Eu tenho grandes lembranças de santa-ritenses que já eram bem maduros na minha infância. Eles me deixaram uma impressão de fidalguia e de majestade cívica. Lembro de pessoas como o senhor Anísio Junqueira, o doutor Elpídio Costa, João Azevedo e o poeta Alfredo Marques de Azevedo. Este último, que escolhi como patrono na Academia Santa-ritense de Letras, não era um poeta bissexto como eu e nem escrevia somente de vez em quando. Era um poeta muito substancioso e que produziu uma obra densa. Tinha uma carreira judiciária em São Paulo, chegou a ser desembargador, mas a sua consagração foi através da poesia. Desde criança, eu o homenageava, decorando e declamando os seus poemas.
Conte-nos sobre os seus pais
Eu completei 18 anos, em janeiro de 1962. Em fevereiro, já na fase final da doença, o meu pai teve notícia de que eu havia passado no vestibular, chegou a festejar o acontecimento, mas morreu dias depois. Como a minha mãe disse na época, era muito cedo para eu ficar órfão de pai. Já ela, viveu 97 anos, muito bem vividos. Diferente do que aconteceu com ele, a minha mãe não enfrentou nenhum processo de degradação da saúde. Viveu lúcida e consciente, até o seu último dia. Era uma super mãe, consagrava muitos cuidados e atenções, mas era bastante controladora. Quando eu chegava a Santa Rita, dos 20 aos 60 anos, ela me dava um roteiro com os nomes de todas as pessoas que eu tinha que visitar e me falava, palavra por palavra, tudo o que deveria dizer a cada uma delas.

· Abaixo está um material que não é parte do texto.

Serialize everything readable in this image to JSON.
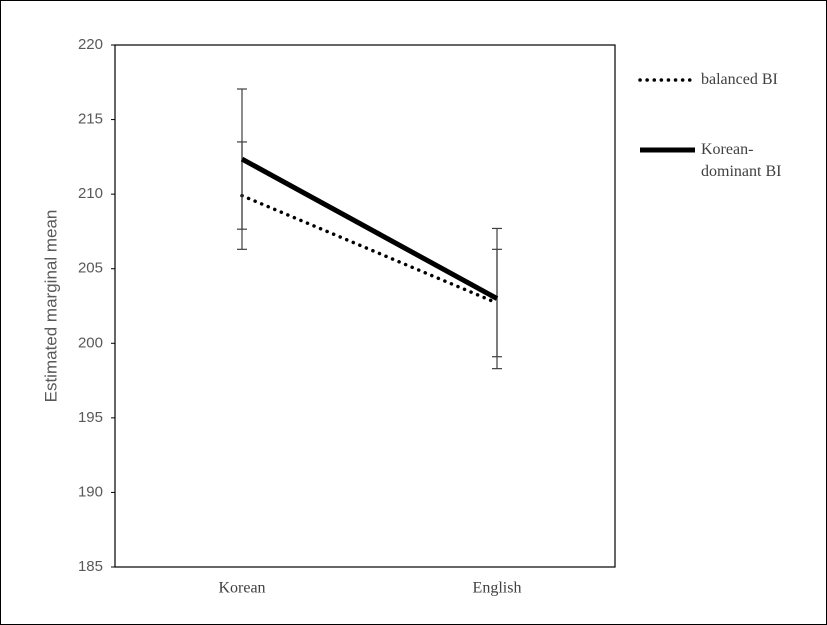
{
  "chart_data": {
    "type": "line",
    "y_label": "Estimated marginal mean",
    "categories": [
      "Korean",
      "English"
    ],
    "series": [
      {
        "name": "balanced BI",
        "color": "#000000",
        "line_style": "dotted",
        "values": [
          209.9,
          202.7
        ],
        "errors": [
          3.6,
          3.6
        ]
      },
      {
        "name": "Korean-dominant BI",
        "color": "#000000",
        "line_style": "solid",
        "values": [
          212.35,
          203.0
        ],
        "errors": [
          4.7,
          4.7
        ]
      }
    ],
    "ylim": [
      185,
      220
    ],
    "yticks": [
      185,
      190,
      195,
      200,
      205,
      210,
      215,
      220
    ],
    "grid": false,
    "legend": "right"
  }
}
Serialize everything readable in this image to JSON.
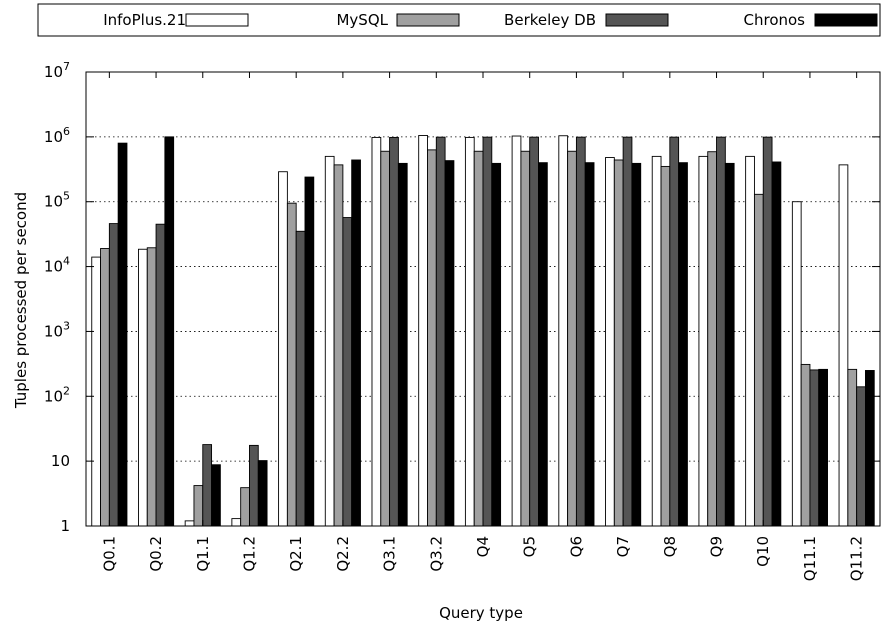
{
  "chart_data": {
    "type": "bar",
    "xlabel": "Query type",
    "ylabel": "Tuples processed per second",
    "yscale": "log",
    "ylim": [
      1,
      10000000
    ],
    "grid": "horizontal dotted",
    "legend_position": "top",
    "yticks": [
      {
        "value": 1,
        "base": "1",
        "exp": ""
      },
      {
        "value": 10,
        "base": "10",
        "exp": ""
      },
      {
        "value": 100,
        "base": "10",
        "exp": "2"
      },
      {
        "value": 1000,
        "base": "10",
        "exp": "3"
      },
      {
        "value": 10000,
        "base": "10",
        "exp": "4"
      },
      {
        "value": 100000,
        "base": "10",
        "exp": "5"
      },
      {
        "value": 1000000,
        "base": "10",
        "exp": "6"
      },
      {
        "value": 10000000,
        "base": "10",
        "exp": "7"
      }
    ],
    "categories": [
      "Q0.1",
      "Q0.2",
      "Q1.1",
      "Q1.2",
      "Q2.1",
      "Q2.2",
      "Q3.1",
      "Q3.2",
      "Q4",
      "Q5",
      "Q6",
      "Q7",
      "Q8",
      "Q9",
      "Q10",
      "Q11.1",
      "Q11.2"
    ],
    "series": [
      {
        "name": "InfoPlus.21",
        "fill": "#ffffff",
        "values": [
          14000,
          18500,
          1.2,
          1.3,
          290000,
          500000,
          980000,
          1050000,
          980000,
          1030000,
          1040000,
          480000,
          500000,
          500000,
          500000,
          100000,
          370000
        ]
      },
      {
        "name": "MySQL",
        "fill": "#a0a0a0",
        "values": [
          19000,
          19500,
          4.2,
          3.9,
          95000,
          370000,
          600000,
          630000,
          600000,
          600000,
          600000,
          440000,
          350000,
          590000,
          130000,
          310,
          260
        ]
      },
      {
        "name": "Berkeley DB",
        "fill": "#555555",
        "values": [
          46000,
          45000,
          18,
          17.5,
          35000,
          57000,
          980000,
          990000,
          990000,
          990000,
          990000,
          990000,
          990000,
          990000,
          990000,
          255,
          140
        ]
      },
      {
        "name": "Chronos",
        "fill": "#000000",
        "values": [
          800000,
          1000000,
          8.8,
          10.2,
          240000,
          440000,
          390000,
          430000,
          390000,
          400000,
          400000,
          390000,
          400000,
          390000,
          410000,
          260,
          250
        ]
      }
    ]
  }
}
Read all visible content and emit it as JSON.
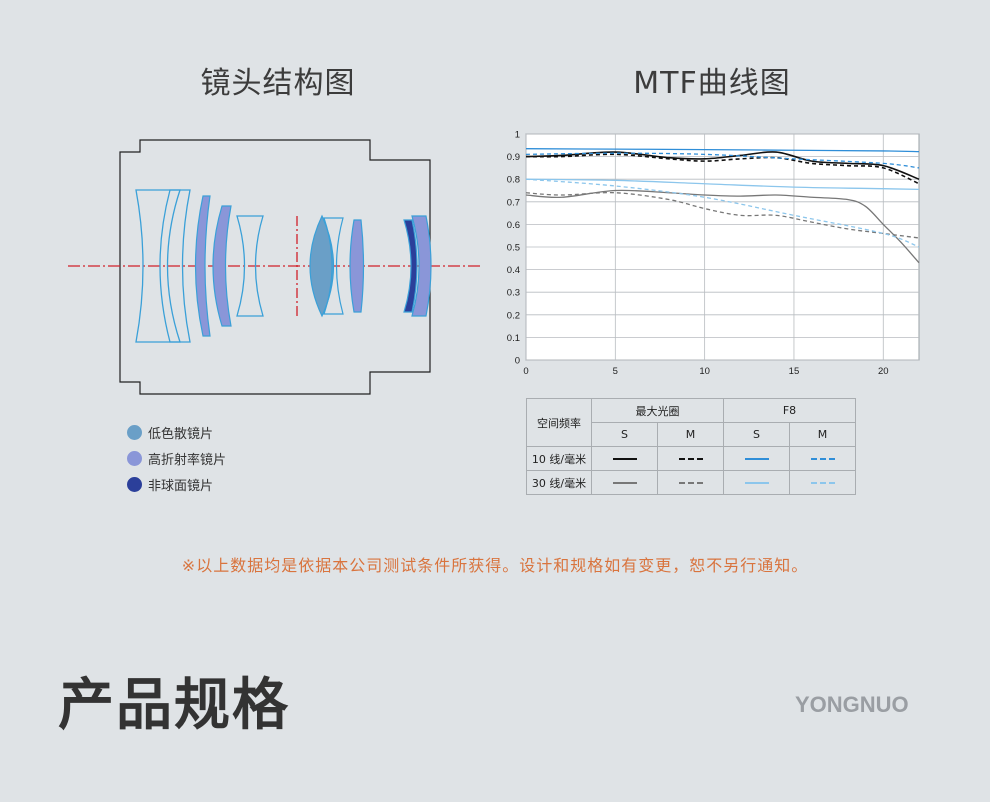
{
  "lens_section": {
    "title": "镜头结构图"
  },
  "mtf_section": {
    "title": "MTF曲线图"
  },
  "legend": [
    {
      "label": "低色散镜片",
      "color": "#6a9fc7"
    },
    {
      "label": "高折射率镜片",
      "color": "#8a96d8"
    },
    {
      "label": "非球面镜片",
      "color": "#2b3f9a"
    }
  ],
  "chart_data": {
    "type": "line",
    "title": "",
    "xlabel": "",
    "ylabel": "",
    "xlim": [
      0,
      22
    ],
    "ylim": [
      0,
      1
    ],
    "x_ticks": [
      "0",
      "5",
      "10",
      "15",
      "20"
    ],
    "y_ticks": [
      "0",
      "0.1",
      "0.2",
      "0.3",
      "0.4",
      "0.5",
      "0.6",
      "0.7",
      "0.8",
      "0.9",
      "1"
    ],
    "grid": true,
    "series": [
      {
        "name": "最大光圈 10线/毫米 S",
        "color": "#111111",
        "dash": "solid",
        "x": [
          0,
          2,
          5,
          8,
          10,
          12,
          14,
          16,
          18,
          20,
          22
        ],
        "y": [
          0.9,
          0.905,
          0.92,
          0.895,
          0.89,
          0.905,
          0.92,
          0.88,
          0.87,
          0.86,
          0.8
        ]
      },
      {
        "name": "最大光圈 10线/毫米 M",
        "color": "#111111",
        "dash": "dashed",
        "x": [
          0,
          2,
          5,
          8,
          10,
          12,
          14,
          16,
          18,
          20,
          22
        ],
        "y": [
          0.9,
          0.9,
          0.91,
          0.89,
          0.88,
          0.89,
          0.895,
          0.87,
          0.86,
          0.85,
          0.78
        ]
      },
      {
        "name": "F8 10线/毫米 S",
        "color": "#2f8ed8",
        "dash": "solid",
        "x": [
          0,
          5,
          10,
          15,
          20,
          22
        ],
        "y": [
          0.935,
          0.933,
          0.931,
          0.928,
          0.925,
          0.922
        ]
      },
      {
        "name": "F8 10线/毫米 M",
        "color": "#2f8ed8",
        "dash": "dashed",
        "x": [
          0,
          5,
          10,
          15,
          20,
          22
        ],
        "y": [
          0.91,
          0.915,
          0.91,
          0.89,
          0.87,
          0.85
        ]
      },
      {
        "name": "最大光圈 30线/毫米 S",
        "color": "#777777",
        "dash": "solid",
        "x": [
          0,
          2,
          5,
          8,
          10,
          12,
          14,
          16,
          18,
          19,
          20,
          21,
          22
        ],
        "y": [
          0.73,
          0.72,
          0.75,
          0.74,
          0.73,
          0.725,
          0.73,
          0.72,
          0.71,
          0.68,
          0.6,
          0.52,
          0.43
        ]
      },
      {
        "name": "最大光圈 30线/毫米 M",
        "color": "#777777",
        "dash": "dashed",
        "x": [
          0,
          2,
          5,
          8,
          10,
          12,
          14,
          16,
          18,
          20,
          22
        ],
        "y": [
          0.74,
          0.73,
          0.74,
          0.71,
          0.67,
          0.64,
          0.64,
          0.61,
          0.58,
          0.56,
          0.54
        ]
      },
      {
        "name": "F8 30线/毫米 S",
        "color": "#8cc6ec",
        "dash": "solid",
        "x": [
          0,
          5,
          10,
          15,
          20,
          22
        ],
        "y": [
          0.8,
          0.795,
          0.78,
          0.765,
          0.758,
          0.755
        ]
      },
      {
        "name": "F8 30线/毫米 M",
        "color": "#8cc6ec",
        "dash": "dashed",
        "x": [
          0,
          5,
          10,
          15,
          20,
          22
        ],
        "y": [
          0.8,
          0.77,
          0.72,
          0.64,
          0.56,
          0.5
        ]
      }
    ]
  },
  "mtf_table": {
    "row_header": "空间频率",
    "group_max": "最大光圈",
    "group_f8": "F8",
    "s": "S",
    "m": "M",
    "rows": [
      {
        "label": "10 线/毫米",
        "colors": [
          "#111111",
          "#111111",
          "#2f8ed8",
          "#2f8ed8"
        ]
      },
      {
        "label": "30 线/毫米",
        "colors": [
          "#777777",
          "#777777",
          "#8cc6ec",
          "#8cc6ec"
        ]
      }
    ]
  },
  "disclaimer": "※以上数据均是依据本公司测试条件所获得。设计和规格如有变更，恕不另行通知。",
  "spec_title": "产品规格",
  "brand": "YONGNUO"
}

Me parecia que ela achava que, se não ditasse tudo, eu só diria tolices e faria tudo errado! Isso me dá muita saudade porque, depois que ela morreu, ninguém mais fez o mesmo. Eu digo que a minha atual esposa tenta substituir a minha mãe nesse sentido, mas é uma brincadeira. Ninguém faria comigo o que a minha mãe fez, enquanto viveu. Ninguém teria intenção de ser tão educativo e corretivo.